Jonathan Wardle and Dr. P. Alf Pratte, Communications
At the suggestion of a professor, I wrote a 20-page term paper on images of newspapers in American genre painting for a history of communications class. At first I was going to conduct a general survey of images of newspapers and journalists in American art, but some interesting findings in my early research prompted me to take a more detailed look at images of newspapers in genre painting, specifically from 1830 to 1865.
While doing preliminary research for the general survey, I noticed that almost no newspapers appeared in American paintings until about 1830. After that time, newspapers seemed to become a sprout up in American paintings almost overnight. The change was so sudden, one could almost pinpoint a moment in time at which it happened.
I was aware of two significant things that happened at this time: the rise of genre painting in America, and the advent of the Penny Press. A close look at each revealed that the two could be studied more effectively together.
Genre painting could be defined simply (and rather inadequately) as scenes of everyday life. Images depicting the common and urbane, through genre painting, reached a zenith of popularity spanning the period between 1830 and 1865. Elizabeth Johns explains the rise of genre painting in America: “For three decades, from 1830 until the outbreak of the Civil War, the socially ambitious and typically urban group of American citizens who were patrons of paintings and reviewers for cultural journals championed images of ‘American’ subjects” (Johns; American Genre Painting, The Politics of Everyday Life, p. xi). It could be said that American art was trying to create a uniquely American persona, similar to what James Fennimore Cooper and Washington Irving had created in American literature.
During this same period, the American newspaper system was entering a new stage. The Party Press had brought newspapers to a new level of readership. But in 1830 the advent of the Penny Press, selling papers cheaply to the masses, redefined the entire industry. Beginning in New York, the system soon enveloped the entire country. In urban centers the newsboy was born, images of which were championed by genre artists like Thomas Le Clear and William Page. In more rural areas, every citizen, it seemed, had access to the paper through the post. Images of country politicians and farmers discussing issues with newspapers in hand were also popular subjects of genre artists such as George Caleb Bingham and Richard Caton Woodville.
Whether the growth of the penny press affected the popularity of genre painting, or whether the rise of genre painting affected an increase in newspaper circulation was beyond the scope of this research. But I am satisfied that it was the combined and simultaneous occurrence of both events that created a burst of images depicting newspapers.
It become apparent from the outset that nothing extensive had been compiled linking the advent of the Penny Press with genre painting to explain this surge in depictions of newspapers in American art.
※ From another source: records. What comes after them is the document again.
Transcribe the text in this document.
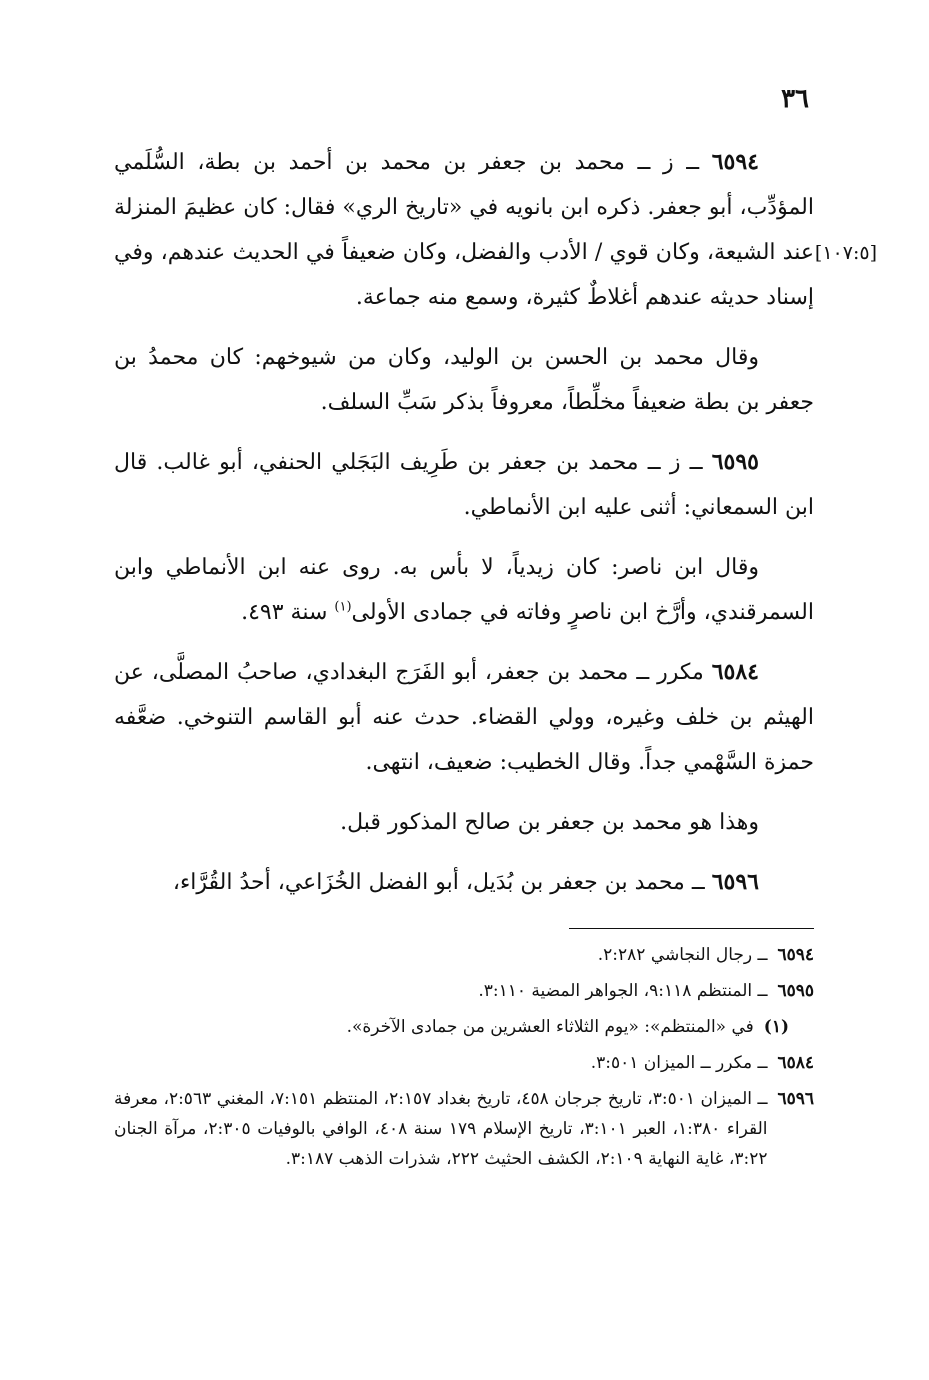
٣٦
[١٠٧:٥]

٦٥٩٤ ــ ز ــ محمد بن جعفر بن محمد بن أحمد بن بطة، السُّلَمي المؤدِّب، أبو جعفر. ذكره ابن بانويه في «تاريخ الري» فقال: كان عظيمَ المنزلة عند الشيعة، وكان قوي / الأدب والفضل، وكان ضعيفاً في الحديث عندهم، وفي إسناد حديثه عندهم أغلاطٌ كثيرة، وسمع منه جماعة.

وقال محمد بن الحسن بن الوليد، وكان من شيوخهم: كان محمدُ بن جعفر بن بطة ضعيفاً مخلِّطاً، معروفاً بذكر سَبِّ السلف.

٦٥٩٥ ــ ز ــ محمد بن جعفر بن طَرِيف البَجَلي الحنفي، أبو غالب. قال ابن السمعاني: أثنى عليه ابن الأنماطي.

وقال ابن ناصر: كان زيدياً، لا بأس به. روى عنه ابن الأنماطي وابن السمرقندي، وأرَّخ ابن ناصرٍ وفاته في جمادى الأولى$^{(١)}$ سنة ٤٩٣.

٦٥٨٤ مكرر ــ محمد بن جعفر، أبو الفَرَج البغدادي، صاحبُ المصلَّى، عن الهيثم بن خلف وغيره، وولي القضاء. حدث عنه أبو القاسم التنوخي. ضعَّفه حمزة السَّهْمي جداً. وقال الخطيب: ضعيف، انتهى.

وهذا هو محمد بن جعفر بن صالح المذكور قبل.

٦٥٩٦ ــ محمد بن جعفر بن بُدَيل، أبو الفضل الخُزَاعي، أحدُ القُرَّاء،

٦٥٩٤
ــ رجال النجاشي ٢:٢٨٢.
٦٥٩٥
ــ المنتظم ٩:١١٨، الجواهر المضية ٣:١١٠.
(١)
في «المنتظم»: «يوم الثلاثاء العشرين من جمادى الآخرة».
٦٥٨٤
ــ مكرر ــ الميزان ٣:٥٠١.
٦٥٩٦
ــ الميزان ٣:٥٠١، تاريخ جرجان ٤٥٨، تاريخ بغداد ٢:١٥٧، المنتظم ٧:١٥١، المغني ٢:٥٦٣، معرفة القراء ١:٣٨٠، العبر ٣:١٠١، تاريخ الإسلام ١٧٩ سنة ٤٠٨، الوافي بالوفيات ٢:٣٠٥، مرآة الجنان ٣:٢٢، غاية النهاية ٢:١٠٩، الكشف الحثيث ٢٢٢، شذرات الذهب ٣:١٨٧.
Among art historians, the fact seems explained simply by the genre painter’s interest with scenes of everyday life. But this does little to explain the continued presence of newspapers at the end of the genre period, emerging in images the idyllic and the common alike. Among journalism historians, little work has been done on images of newspapers in art, and I could find nothing about images of newspapers from this time period.
After completing the paper, Professor Pratte suggested we submit the paper as a work-inprogress to be presented at the October 2001 conference of the American Journalism Historians Association. The paper was accepted, and we presented in San Diego that October. I submitted and received an ORCA scholarship to continue work on the paper during the Winter semester of 2002.
During that semester I conducted a literature research that was sorely needed, and began searching out more images of paintings from the time period. Between the two semesters, I looked through thousands of images of paintings, using various books about genre painting, period painting in America, and specific painters.
During the semester for which I had been awarded the ORCA grant, the literature search proved the most valuable. I spent a good deal of time reading accounts written by foreign visitors, such as Alexis de Toqueville, who chronicled their excursions to the new country. Each one described with amazement the prevalence of newspapers in America, particularly in the country, and with what interest they were devoured. Frances Wright said: “The Americans are certainly a calm, rational, civil, and well-behaved people . . ., and yet if you were to look at their newspapers you would think them a parcel of Hessian soldiers. An unrestricted press appears to be the safety valve of their free Constitution, and they seem to understand this” (Wright, Views of Society and Manners in America, p.209).
While the paper itself is not yet completed, the experience has been of great worth. By studying these two specific areas in greater depth, I have increased my understanding of that time period generally. And only by increasing my understanding of the period generally, was I able to fully comprehend those two specific areas. Perhaps genre painting’s popularity was due to a desire to understand, or even curb, the growing conflict that erupted in civil war. It is possible that its rapid decline was in favor of more idyllic and escapist pieces, to take the mind off of the tragic conflict. Feeling during that same antebellum period was probably intensified by the increased presence of sentiment publicly expressed through newspapers, as caused by the advent of the Penny Press. Conditions in cities may have worsened as the public, as well as artists, became disenchanted with the street-urchin newsboys.
This research has taught me that to understand the whole, all parts must be considered; and to understand one part alone, the whole must not be forgotten. That experience will continue to shape my research in the future.